Einfacher sei es da mit dem klassischen Balkongemüse. Cocktailtomaten seien ein beliebter Klassiker. Entweder im Topf oder im Hochbeet. Letzteres sollte dabei aber unbedingt vor Regen geschützt werden. „Der echte Renner seit über zehn Jahren sind Kräuter aller Art“, so van Heumen. „Die Leute wollen ihre eigenen Kräuterkreationen probieren, mit Basilikum, Thymian oder Rosmarin.“
Eine „stachelige“ Aufgabe
Noch in den Gedanken verweilend, welche Fruchtsorte ich mir am Ende des Tages mitnehme, mache ich mich wieder an die Arbeit. An der Kasse müssen fingerhutgroße Töpfchen verschiedenster kleiner Setzlinge eingeräumt werden. Um den Tisch tummeln sich Kunden, versuchen, noch die letzten Kleinigkeiten in die Einkaufswagen beziehungsweise hier: in die Schubkarren zu legen. So auch Bente (22). Die Studentin will es unbedingt mit einer fleischfressenden Pflanze probieren. „Es ist mal ein Test. Wegen der Fruchtfliegen in der Küche.“ Dafür hat sie sich für eine Schlauchpflanze entschieden, die die Fliegen in ihre Trichter fallen lässt und mit ihrem Saft verdaut. Kleine Dinge zum Ausprobieren. Der Gedanke fasziniert mich und wohl auch viele andere Kunden. Tatsächlich gehört dieser Tisch zu den umsatzstärksten im ganzen Geschäft.

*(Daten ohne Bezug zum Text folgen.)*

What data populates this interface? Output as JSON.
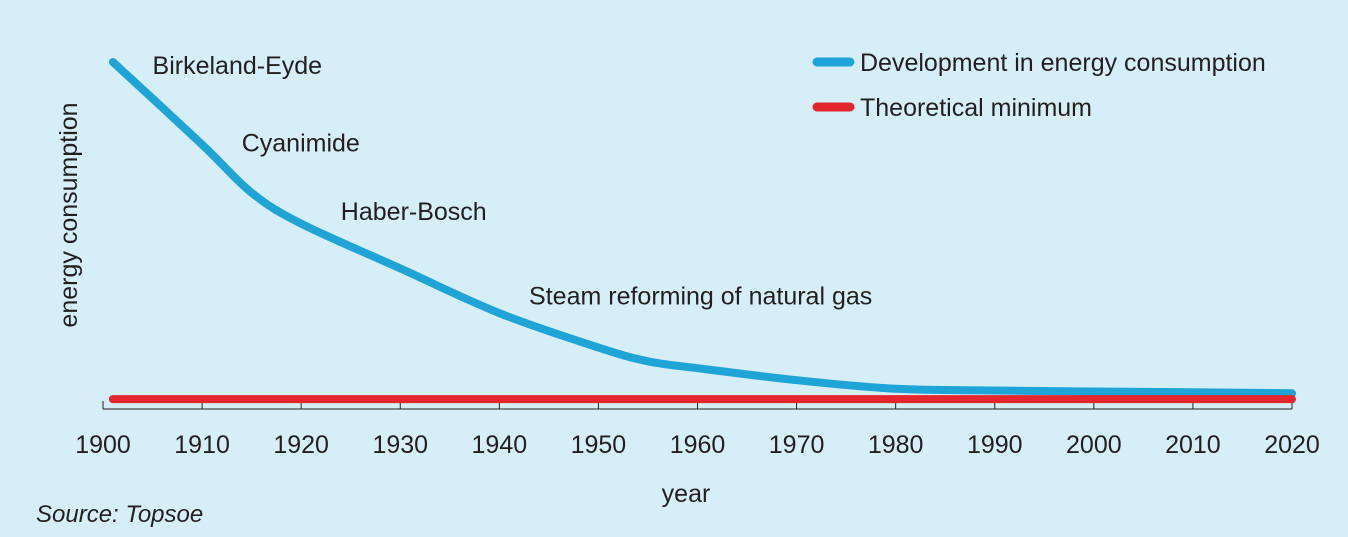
{
  "chart_data": {
    "type": "line",
    "ylabel": "energy consumption",
    "xlabel": "year",
    "xlim": [
      1900,
      2020
    ],
    "ylim": [
      0,
      100
    ],
    "x_ticks": [
      "1900",
      "1910",
      "1920",
      "1930",
      "1940",
      "1950",
      "1960",
      "1970",
      "1980",
      "1990",
      "2000",
      "2010",
      "2020"
    ],
    "grid": false,
    "legend_position": "top-right",
    "series": [
      {
        "name": "Development in energy consumption",
        "color": "#1fa4d8",
        "x": [
          1901,
          1910,
          1915,
          1920,
          1930,
          1940,
          1950,
          1955,
          1960,
          1970,
          1980,
          1990,
          2000,
          2010,
          2020
        ],
        "y": [
          100,
          76,
          62,
          53,
          40,
          27,
          17,
          13,
          11,
          7.5,
          5,
          4.5,
          4.2,
          4,
          3.7
        ]
      },
      {
        "name": "Theoretical minimum",
        "color": "#e4262e",
        "x": [
          1901,
          2020
        ],
        "y": [
          2,
          2
        ]
      }
    ],
    "annotations": [
      {
        "text": "Birkeland-Eyde",
        "x": 1905,
        "y": 96.5
      },
      {
        "text": "Cyanimide",
        "x": 1914,
        "y": 74
      },
      {
        "text": "Haber-Bosch",
        "x": 1924,
        "y": 54
      },
      {
        "text": "Steam reforming of natural gas",
        "x": 1943,
        "y": 29.5
      }
    ]
  },
  "source_note": "Source: Topsoe"
}
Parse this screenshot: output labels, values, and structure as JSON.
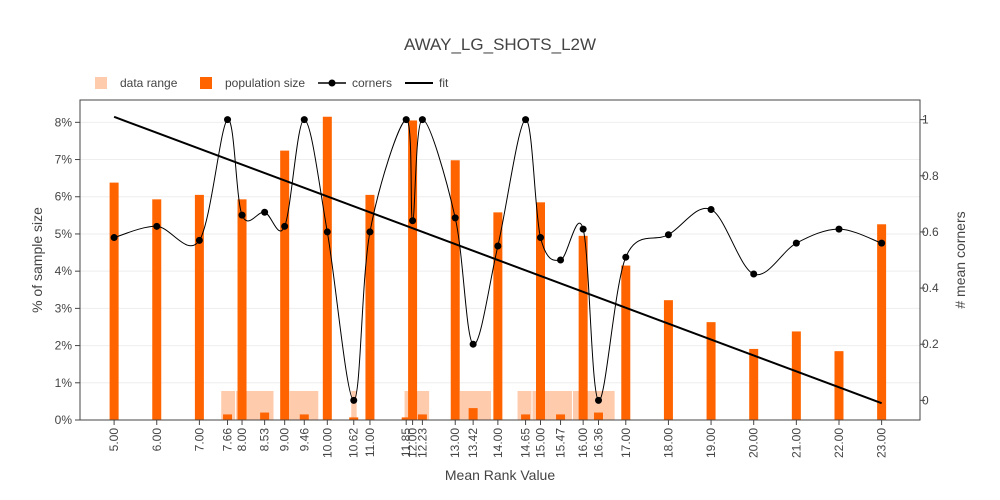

Noch eine letzte, „stachelige“ Aufgabe vor dem Feierabend steht mir bevor. Die Kakteen müssen sortiert werden. Und auch mit meiner Obstlaune komme ich auf meine Kosten. Denn der Feigenkaktus für knapp 20 Euro trägt bereits schöne rote Früchte. Nur die Stacheln sind klein, jucken und setzen sich in der Haut fest. Peter Bartos verrät mir einen Trick, die fiesen Dinger loszuwerden: „Einfach die betroffene Stelle mit Bastelkleber benetzen, trocknen lassen und abziehen.“
Am Ende meines harten Arbeitstages will ich es also mit dem Feigenkaktus versuchen. Und tatsächlich. Blüten treibt er schon. Diese Pflanze ist definitiv nicht „defekt“. Und gegen die doofen Stacheln habe ich ja jetzt auch was in der… pardon, auf der Hand.